You could have built all of this without MCP, of course. But MCP gives you a shared language and wiring for it.

4. Where Foundry adds value

Foundry is essentially a home for your MCP tools and agents.

From my perspective, its value in this story comes from:

  • standardised hosting for your agents and tools (no more “where is that container running again?”),
  • configuration and environment separation (dev vs. prod, different tenants),
  • observability: calls, latency, errors per tool,
  • and a place to evolve your agents over time without rewriting everything.

For the Sync Insights agent, a Foundry setup might look like:

  • one Foundry project per organisation/tenant,
  • a tool bundle exposing SAP and Entra operations,
  • an “Insights” agent that knows how to combine them.

From there, you can connect different frontends:

  • a Teams message extension,
  • a simple web UI for identity admins,
  • scheduled runs that post reports into a channel.

5. The orchestrator question you can’t dodge

MCP and Foundry don’t change a fundamental truth about non-trivial AI systems:

Somewhere, you need an orchestrator that decides which tools to call, in which order, and with which data.

You can pretend that this logic “just happens” inside the LLM because you wrote a long prompt.
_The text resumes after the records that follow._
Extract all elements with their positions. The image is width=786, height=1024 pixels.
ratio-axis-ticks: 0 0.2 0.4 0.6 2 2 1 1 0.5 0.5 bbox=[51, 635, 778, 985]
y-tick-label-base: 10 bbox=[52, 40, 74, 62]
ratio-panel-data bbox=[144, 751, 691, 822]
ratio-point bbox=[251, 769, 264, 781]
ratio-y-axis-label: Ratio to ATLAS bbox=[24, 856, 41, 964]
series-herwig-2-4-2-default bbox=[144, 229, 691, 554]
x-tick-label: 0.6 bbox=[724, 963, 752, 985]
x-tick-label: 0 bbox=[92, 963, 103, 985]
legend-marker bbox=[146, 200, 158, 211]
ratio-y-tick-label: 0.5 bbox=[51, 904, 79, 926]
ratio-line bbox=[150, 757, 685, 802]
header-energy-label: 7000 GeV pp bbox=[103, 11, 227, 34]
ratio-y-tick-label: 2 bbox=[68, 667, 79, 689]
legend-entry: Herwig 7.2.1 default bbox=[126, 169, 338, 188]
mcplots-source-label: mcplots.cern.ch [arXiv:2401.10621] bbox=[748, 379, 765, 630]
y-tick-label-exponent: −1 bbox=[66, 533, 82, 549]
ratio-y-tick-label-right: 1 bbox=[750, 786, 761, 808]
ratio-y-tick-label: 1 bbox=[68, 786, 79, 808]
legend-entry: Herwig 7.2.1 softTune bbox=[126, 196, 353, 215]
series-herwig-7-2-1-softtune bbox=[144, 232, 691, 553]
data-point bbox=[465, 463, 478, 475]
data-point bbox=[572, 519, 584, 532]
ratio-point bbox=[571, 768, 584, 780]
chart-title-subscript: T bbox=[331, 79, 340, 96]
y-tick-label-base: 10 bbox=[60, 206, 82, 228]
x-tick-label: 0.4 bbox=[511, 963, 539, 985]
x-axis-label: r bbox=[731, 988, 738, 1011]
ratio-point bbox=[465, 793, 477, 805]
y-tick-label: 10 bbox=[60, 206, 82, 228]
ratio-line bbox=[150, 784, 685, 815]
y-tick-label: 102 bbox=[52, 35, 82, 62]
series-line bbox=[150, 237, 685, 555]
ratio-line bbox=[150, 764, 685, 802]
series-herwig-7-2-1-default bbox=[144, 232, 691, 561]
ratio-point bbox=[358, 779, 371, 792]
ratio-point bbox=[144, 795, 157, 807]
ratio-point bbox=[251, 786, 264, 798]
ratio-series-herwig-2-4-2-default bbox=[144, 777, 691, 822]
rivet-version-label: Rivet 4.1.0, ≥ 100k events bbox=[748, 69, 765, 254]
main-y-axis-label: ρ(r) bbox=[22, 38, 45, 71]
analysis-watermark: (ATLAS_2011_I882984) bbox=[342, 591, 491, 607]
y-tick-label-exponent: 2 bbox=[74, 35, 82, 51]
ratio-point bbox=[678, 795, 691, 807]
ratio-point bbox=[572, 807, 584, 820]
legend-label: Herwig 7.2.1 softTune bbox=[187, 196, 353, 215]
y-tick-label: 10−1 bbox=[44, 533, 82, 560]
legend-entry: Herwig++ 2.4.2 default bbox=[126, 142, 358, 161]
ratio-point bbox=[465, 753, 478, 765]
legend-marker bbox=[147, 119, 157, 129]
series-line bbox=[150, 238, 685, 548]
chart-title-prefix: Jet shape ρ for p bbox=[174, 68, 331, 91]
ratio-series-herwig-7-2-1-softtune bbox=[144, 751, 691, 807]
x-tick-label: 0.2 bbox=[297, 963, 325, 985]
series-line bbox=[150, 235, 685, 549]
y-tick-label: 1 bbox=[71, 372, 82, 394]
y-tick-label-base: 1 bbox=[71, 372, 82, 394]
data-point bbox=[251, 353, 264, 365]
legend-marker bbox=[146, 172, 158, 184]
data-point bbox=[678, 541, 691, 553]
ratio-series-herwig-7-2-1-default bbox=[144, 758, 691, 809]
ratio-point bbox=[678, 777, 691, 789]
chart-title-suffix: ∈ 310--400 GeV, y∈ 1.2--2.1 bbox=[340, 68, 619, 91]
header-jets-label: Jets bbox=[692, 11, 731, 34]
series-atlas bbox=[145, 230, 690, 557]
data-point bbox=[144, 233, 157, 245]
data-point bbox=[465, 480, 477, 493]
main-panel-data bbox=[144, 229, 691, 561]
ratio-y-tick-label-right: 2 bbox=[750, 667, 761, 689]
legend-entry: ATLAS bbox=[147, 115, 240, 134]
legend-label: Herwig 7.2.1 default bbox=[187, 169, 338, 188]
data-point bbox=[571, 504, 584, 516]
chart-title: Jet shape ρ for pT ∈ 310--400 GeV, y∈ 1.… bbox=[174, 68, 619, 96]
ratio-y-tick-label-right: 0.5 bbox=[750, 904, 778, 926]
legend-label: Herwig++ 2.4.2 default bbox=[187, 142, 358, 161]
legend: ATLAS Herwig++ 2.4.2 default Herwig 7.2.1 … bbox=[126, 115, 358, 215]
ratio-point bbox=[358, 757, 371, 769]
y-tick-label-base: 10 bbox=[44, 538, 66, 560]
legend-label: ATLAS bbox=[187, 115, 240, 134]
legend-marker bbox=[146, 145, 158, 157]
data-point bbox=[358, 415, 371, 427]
Or you can admit that:

  • part of that orchestration belongs in the model (planning, natural language understanding),
  • and part of it belongs in your code (validation, retries, safety checks, state).

MCP makes that split a bit more honest: tools are first-class citizens. Foundry gives you a place to run them.

But you still have to design:

  • which tools an agent is allowed to use,
  • what a “good plan” looks like for a given workflow,
  • and where you want a human in the loop.

6. Where I see the sweet spot for MCP + Foundry

In my own projects, the combination of MCP and Foundry shines when:

  • I have to integrate multiple enterprise systems (SAP, Entra, Jira, Confluence, ticketing),
  • I want to keep all real credentials and complexity in a backend I own,
  • but I want agents to feel like they have a unified “brain” for these systems.

The Sync Insights agent is a great fit for this:

  • it’s cross-system by nature (HR vs. Identity),
  • it’s read-heavy and insight-focused (perfect for AI summarisation),
  • it benefits massively from being able to call multiple tools in a single conversation.

I wouldn’t use MCP/Foundry for a one-off “call this single API and return JSON” plugin – that’s overkill. But the moment you’re juggling several systems and workflows, you need an orchestrator anyway. MCP just gives that orchestrator a standard shape.

7. My take

I don’t see MCP or Foundry as magic. I see them as an honest acknowledgement that:

  • tool calls matter,
  • backends matter,
  • and orchestration is too important to hide in a prompt.

For scenarios like SAP ↔ Entra Sync Insights, that’s exactly what I want:

  • a clean set of tools that express what my backend can do,
  • a platform that runs them with proper observability,
  • and agents that are powerful because their world is well-structured – not because we believed in magic.

If you go into MCP/Foundry with that mindset, you’re less likely to be disappointed – and much more likely to build something that survives the next hype cycle.